Soweto Shutdown: Residents protest power cuts and electricity costs

Operating under the banner of ‘Soweto Shutdown’, frustrated
community members have taken to the streets in protest against Eskom’s selective
power cut strategy which emanates from years of non-payment and sky-rocketing arrears.

The protest, which threatened to barricade roads in and
around Soweto, effectively shutting down South Africa’s most densely populated
region, got off to a slow start on Tuesday morning. Various law enforcement
agencies maintained a strong presence in the area, reporting sporadic
disruptions during the morning commute.

Soweto Shutdown takes
aim at Eskom

The Soweto Shutdown, which is expected to continue on Wednesday, when Finance Minister Tito Mboweni delivers his 2020 Budget Speech, is in direct response to Eskom’s ‘heavy handed’ debt collecting measures. As South Africa’s energy crisis deepens and the utility’s operational capability shudders, Soweto’s debt to Eskom exceeds R18 billion; more than half of the national municipal bill still outstanding.

Soweto’s debt to Eskom, which has increased dramatically in recent years, has resulted in vicious protest action and public animosity, the latter resulting from the country’s dire load shedding predicament which emanates, primarily, from Eskom’s grim financial position.  

While public sentiment has turned bitter towards Soweto’s supposed preferential treatment, residents of the area argue that Eskom – and the African National Congress (ANC) government – betrayed original agreements undertaken during the dawn of democracy.

Non-payment for
services

Soweto ANC councillor Mpho Sesedinyane said that non-payment
during the apartheid area was seen as a form of resistance and that the same
ethos has been erroneously carried over into a democratic South Africa. President
Cyril Ramaphosa himself has commented on the unsustainable situation in Soweto,
saying:

 “If public utilities like Eskom are to survive, then all users need to pay for the services they receive.”

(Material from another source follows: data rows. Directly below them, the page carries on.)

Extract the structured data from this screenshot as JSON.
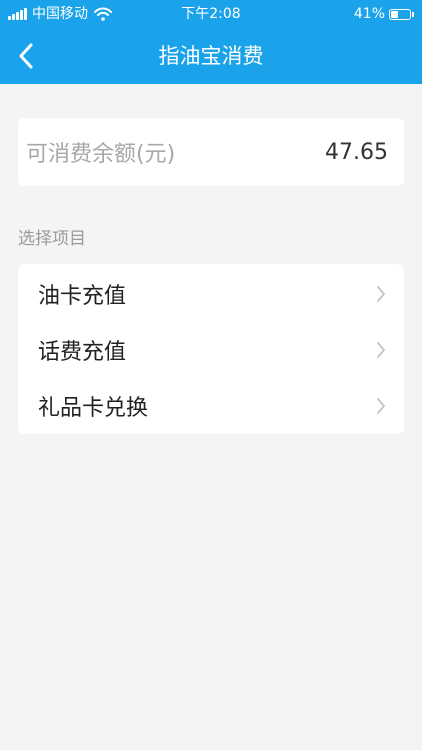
{
  "status_bar": {
    "carrier": "中国移动",
    "time": "下午2:08",
    "battery_percent_text": "41%",
    "battery_level": 0.41
  },
  "nav": {
    "back_icon": "chevron-left-icon",
    "title": "指油宝消费"
  },
  "balance": {
    "label": "可消费余额(元)",
    "value": "47.65"
  },
  "section": {
    "title": "选择项目"
  },
  "menu": {
    "items": [
      {
        "label": "油卡充值",
        "icon": "chevron-right-icon"
      },
      {
        "label": "话费充值",
        "icon": "chevron-right-icon"
      },
      {
        "label": "礼品卡兑换",
        "icon": "chevron-right-icon"
      }
    ]
  },
  "colors": {
    "header_bg": "#1aa3ea",
    "page_bg": "#f3f4f6",
    "card_bg": "#ffffff",
    "muted_text": "#a8a8a8",
    "chevron": "#c4c4c4"
  }
}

Despite fervent pleas, a large portion of Soweto still relies on illegal electrical connections – some of which are installed by corrupt Eskom employees. The utility’s push to install prepaid electricity meters has been met with fierce resistance, often culminating in intimidation and violence towards Eskom staff.

Eskom’s
debt-collection strategy met with fire

In the latter half of 2019, with Eskom running out of options to recoup its bellowing losses, an electricity disconnection program was implemented in Soweto. Eskom began disconnection households from the grid over non-payment. While the strategy was intended to be finely targeted, large sections of Soweto – even non-defaulters – have been rendered powerless.

Wholesale disconnections have left Soweto residents fuming.

Organiser of the Soweto Shutdown, and Johannesburg Housing
Crisis Committee member, Thami Hukwe said:

“We want the state to immediately respond to the demands that have been made by our communities for a very long time.”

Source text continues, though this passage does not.